Krugman mocks currency board proposal for RI
Krugman mocks currency board proposal for RI
HONG KONG (Dow Jones): Leading U.S. economist Paul Krugman lashed out yesterday at "economic snake-oil salesmen" seeking to offer a quick fix to Indonesia's complex problems.
At a conference organized by Credit Suisse First Boston, Krugman, Ford International professor of economics at Massachusetts Institute of Technology, sharply criticized fellow economist Steven Hanke's proposals to set up a currency board in Indonesia.
Hanke, an economics professor at Johns Hopkins University and special adviser to Indonesian President Soeharto, has said pegging the rupiah to the U.S. dollar is one way to tackle Indonesia's crisis.
"I wish I was as sure about anything as he is about everything," Krugman said, referring to Hanke as a "rupiah Rasputin."
"I wish I could say that currency boards are a really stupid thing. They're not," Krugman added. They're just a way of preventing governments from just printing money, he told an audience that included Hanke.
"It's a way to...lash myself to the mast so I can't respond to the siren song of the printing press," Krugman said, challenging Hanke's sudden emergence as a "guru."
"It would be hilarious if it wasn't so serious," said Krugman, who added that he's increasingly bullish on Asia, except for Indonesia.
"Indonesia scares the daylights out of me and everyone else; the mix of corrupt autocracy, susceptibility to economic snake- oil salesmen, ethnic tensions and, yes, fumbles by the IMF (International Monetary Fund) have created the potential for a catastrophe of immense dimensions," Krugman said.
Krugman admitted that he too was wrong about Asia, despite writing a controversial 1994 article entitled, "The Myth Of Asia's Miracle," saying it only showed he was closer to the mark when everyone else was starry-eyed.
"Still, I had no idea that things could be as bad as they turned out to be. In my view, I was 90 percent wrong about Asia's future. The only consolation is that everyone else was 150 percent wrong," Krugman said.
"Why were we all -- the bankers, the politicians, the IMF and the economists -- so wrong?" he said.
The general excuse is that nothing like this ever happened before, but everyone should be ashamed, he said, citing the case of Chile, where the same symptoms occurred prior to a currency crisis in 1981-82.

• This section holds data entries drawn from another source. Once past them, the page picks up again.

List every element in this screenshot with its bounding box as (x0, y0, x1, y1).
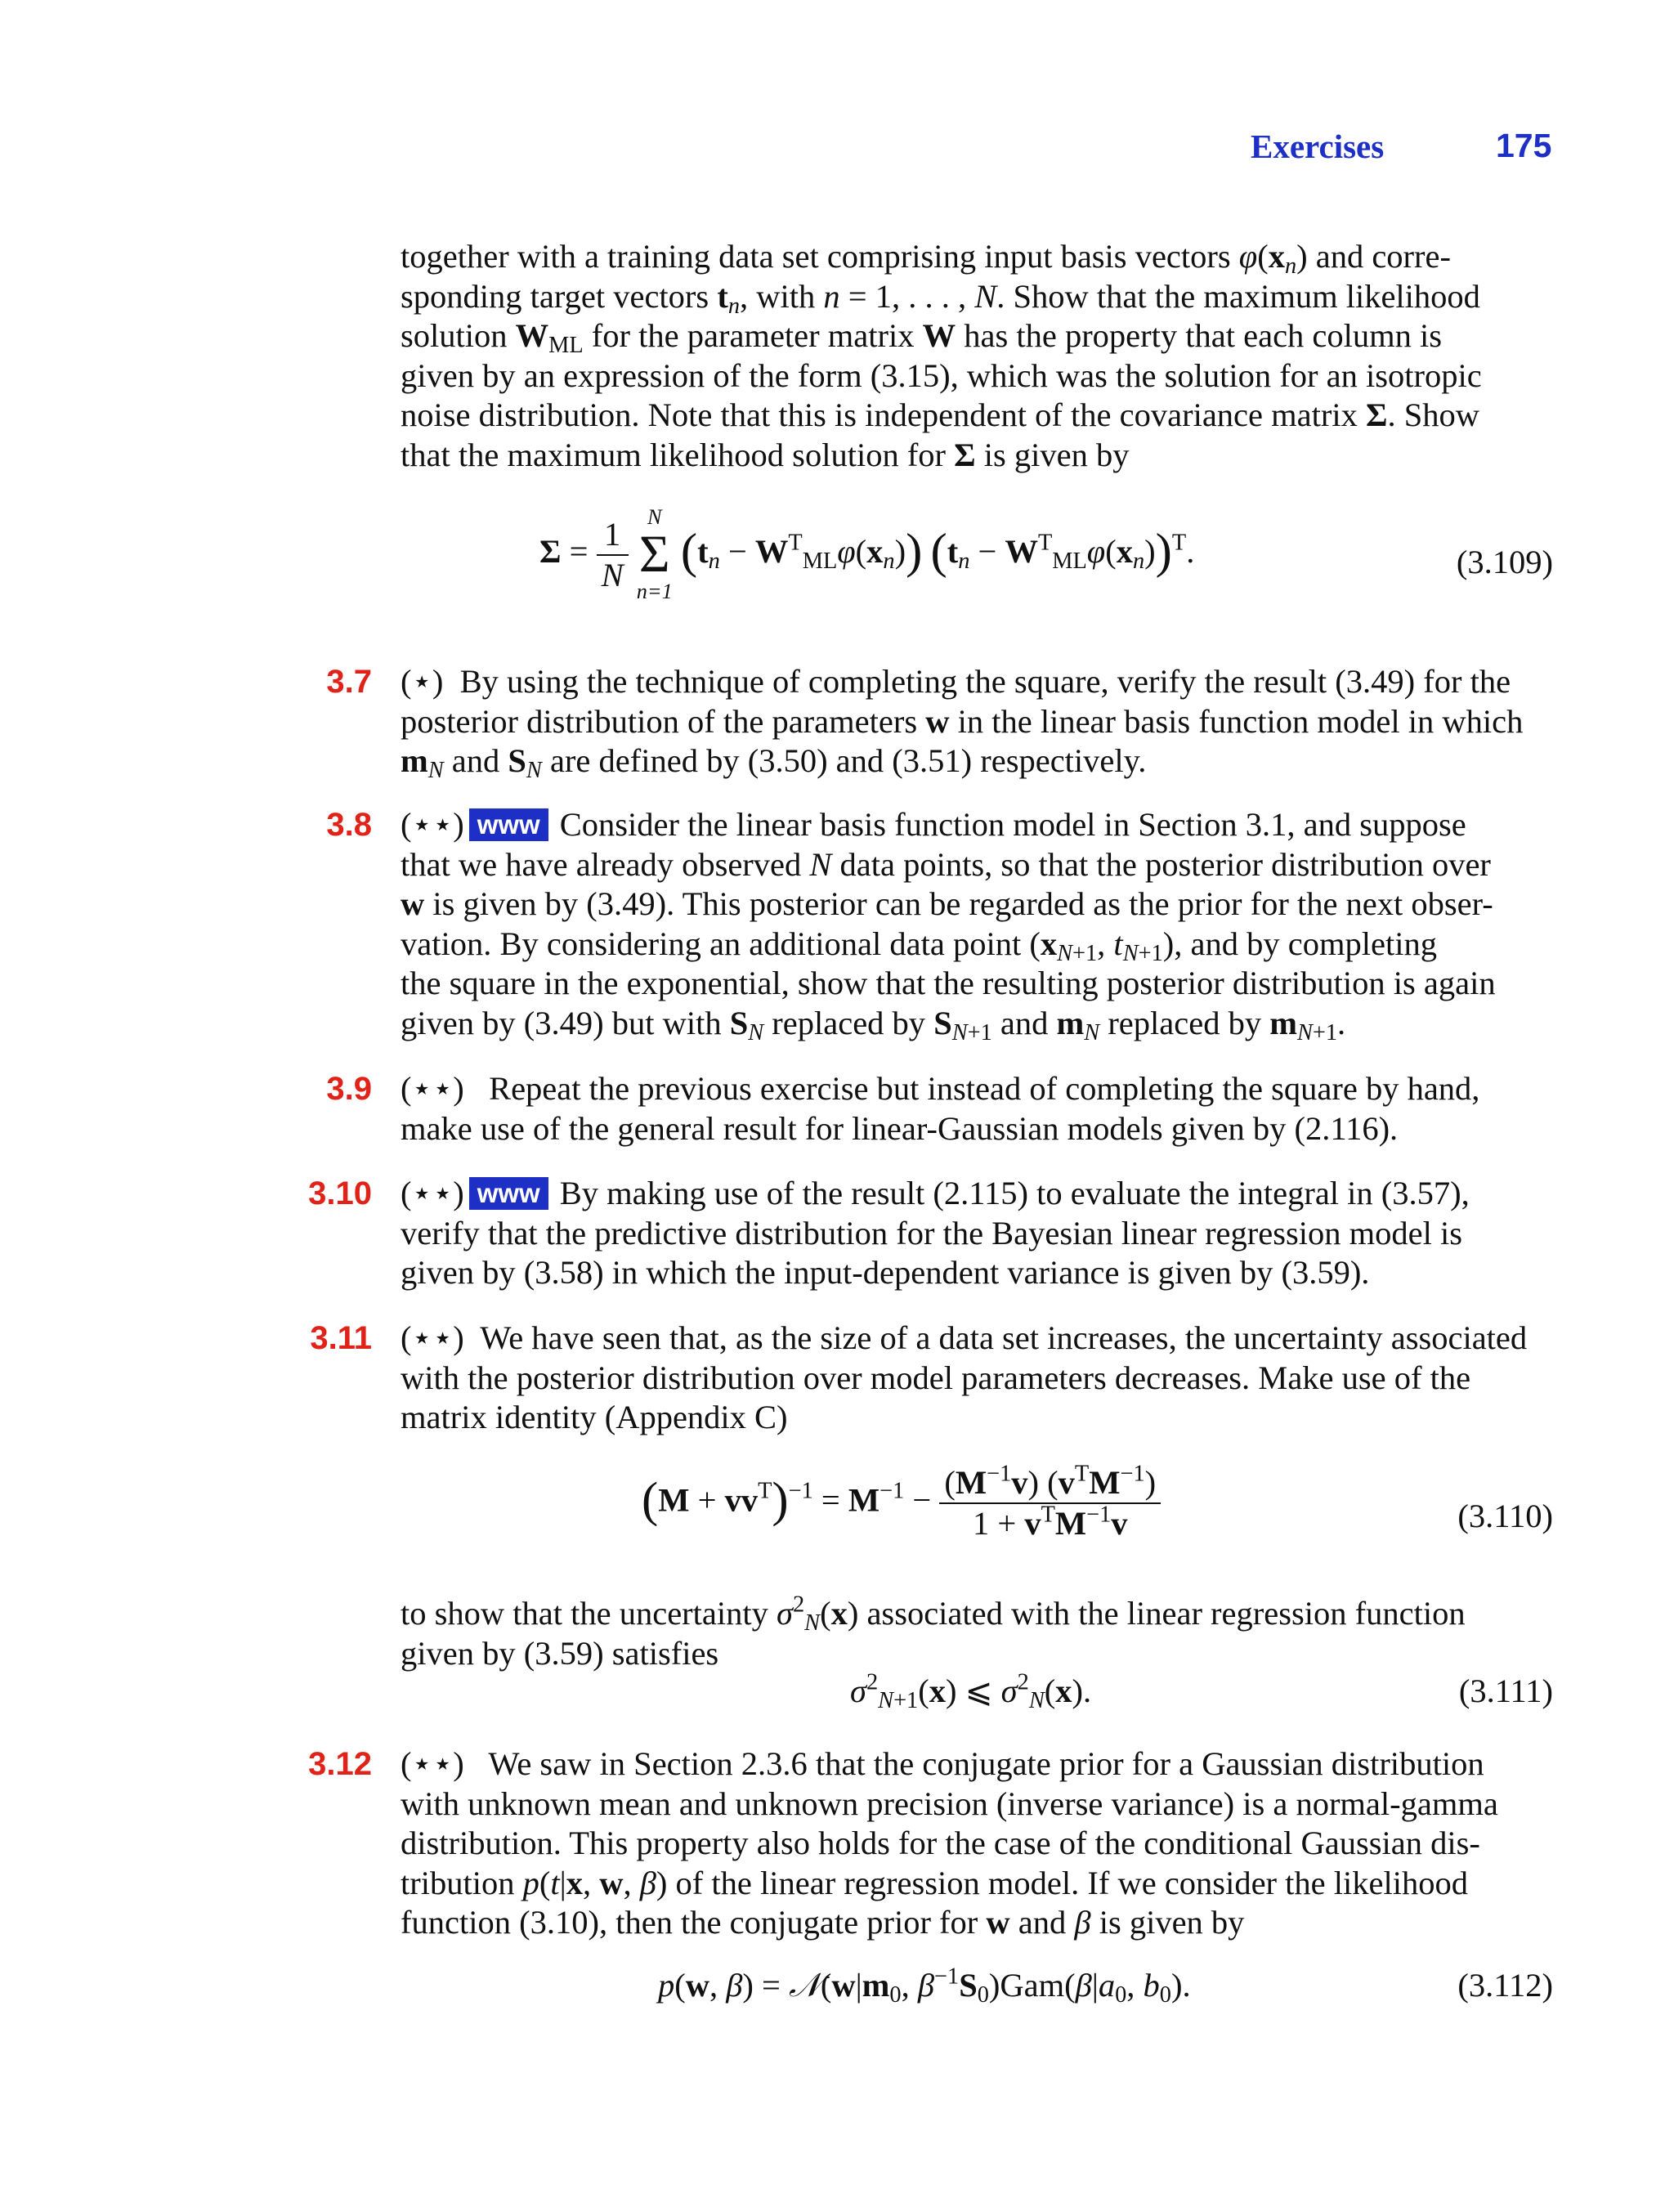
exercise-number: 3.10 (308, 1175, 372, 1211)
exercise-3-11: (⋆⋆) We have seen that, as the size of a data set increases, the uncertainty associated with the posterior distribution over model parameters decreases. Make use of the matrix identity (Appendix C) (401, 1319, 1528, 1435)
exercise-3-8: (⋆⋆) www Consider the linear basis function model in Section 3.1, and suppose that we have already observed N data points, so that the posterior distribution over w is given by (3.49). This posterior can be regarded as the prior for the next obser- vation. By considering an additional data point ($x_{N+1}$, $t_{N+1}$), and by completing the square in the exponential, show that the resulting posterior distribution is again given by (3.49) but with $S_N$ replaced by $S_{N+1}$ and $m_N$ replaced by $m_{N+1}$. (401, 806, 1496, 1046)
exercise-3-7: (⋆) By using the technique of completing the square, verify the result (3.49) for the posterior distribution of the parameters w in the linear basis function model in which $m_N$ and $S_N$ are defined by (3.50) and (3.51) respectively. (401, 663, 1524, 784)
exercise-3-11-continued: to show that the uncertainty $\sigma^2_N(x)$ associated with the linear regression function given by (3.59) satisfies (401, 1592, 1466, 1672)
www-badge[interactable]: www (469, 808, 548, 841)
exercise-number: 3.11 (310, 1320, 372, 1356)
intro-paragraph: together with a training data set comprising input basis vectors $\varphi(x_n)$ and corre- sponding target vectors $t_n$, with n = 1, . . . , N. Show that the maximum likelihood solution $W_{ML}$ for the parameter matrix W has the property that each column is given by an expression of the form (3.15), which was the solution for an isotropic noise distribution. Note that this is independent of the covariance matrix Σ. Show that the maximum likelihood solution for Σ is given by (401, 238, 1482, 473)
exercise-number: 3.7 (326, 664, 372, 700)
www-badge[interactable]: www (469, 1177, 548, 1210)
running-head (0, 127, 1674, 176)
equation-3-111: $\sigma^2_{N+1}(x)$ ⩽ $\sigma^2_N(x)$. (850, 1669, 1092, 1714)
equation-number: (3.109) (1456, 544, 1553, 580)
exercise-3-10: (⋆⋆) www By making use of the result (2.115) to evaluate the integral in (3.57), verify that the predictive distribution for the Bayesian linear regression model is given by (3.58) in which the input-dependent variance is given by (3.59). (401, 1175, 1470, 1291)
equation-3-112: p(w, $\beta) = 𝒩(w|m_0$, $\beta^{-1}S_0)Gam(\beta|a_0$, $b_0$). (658, 1963, 1191, 2008)
exercise-number: 3.12 (308, 1746, 372, 1782)
equation-3-110: $(M + vv^T)^{-1} = M^{-1}$ − $\frac{(M^{-1}v) (v^TM^{-1})}{1 + v^TM^{-1}v}$ (642, 1463, 1161, 1543)
equation-number: (3.112) (1457, 1967, 1553, 2004)
equation-3-109: Σ = $\frac{1}{N}$ N Σ n=1 $(t_n - W^T_{ML}\varphi(x_n)) (t_n - W^T_{ML}\varphi(x_n))^T$. (539, 505, 1195, 604)
exercise-3-9: (⋆⋆) Repeat the previous exercise but instead of completing the square by hand, make use of the general result for linear-Gaussian models given by (2.116). (401, 1070, 1480, 1147)
exercise-number: 3.9 (326, 1071, 372, 1107)
exercise-number: 3.8 (326, 807, 372, 843)
section-title: Exercises (1251, 128, 1385, 165)
exercise-3-12: (⋆⋆) We saw in Section 2.3.6 that the conjugate prior for a Gaussian distribution with unknown mean and unknown precision (inverse variance) is a normal-gamma distribution. This property also holds for the case of the conditional Gaussian dis- tribution p(t|x, w, β) of the linear regression model. If we consider the likelihood function (3.10), then the conjugate prior for w and β is given by (401, 1745, 1498, 1941)
equation-number: (3.111) (1458, 1672, 1553, 1709)
page-number: 175 (1496, 127, 1552, 164)
equation-number: (3.110) (1457, 1498, 1553, 1534)
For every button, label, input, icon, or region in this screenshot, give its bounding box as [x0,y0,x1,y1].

"The parallels are so close that I and everyone else -- certainly anyone who, like me, spent a lot of time studying the Latin American debt crisis of the 1980s -- should have been totally prepared for what happened to Asia last year," he said.
Fortunately, Asia's crisis isn't as bad as Chile's or Mexico, and some investor cash is already returning, said Krugman, calling for reform despite the signs of recovery.
He said the IMF isn't exceeding its mandate in insisting on structural reform as a condition to bailing out the region. What if it lent money to Asian governments and then lost part of it to countries where some of the cash went to banks controlled by the president's son, or to companies that had bribed government officials?
"Imagine trying to explain that to (U.S.) Senator (Alfonse) Amato," Krugman said. Amato, a sharp critic of the U.S. bailout of Mexico in 1995, has expressed concern about U.S. involvement in IMF rescue packages in Asia.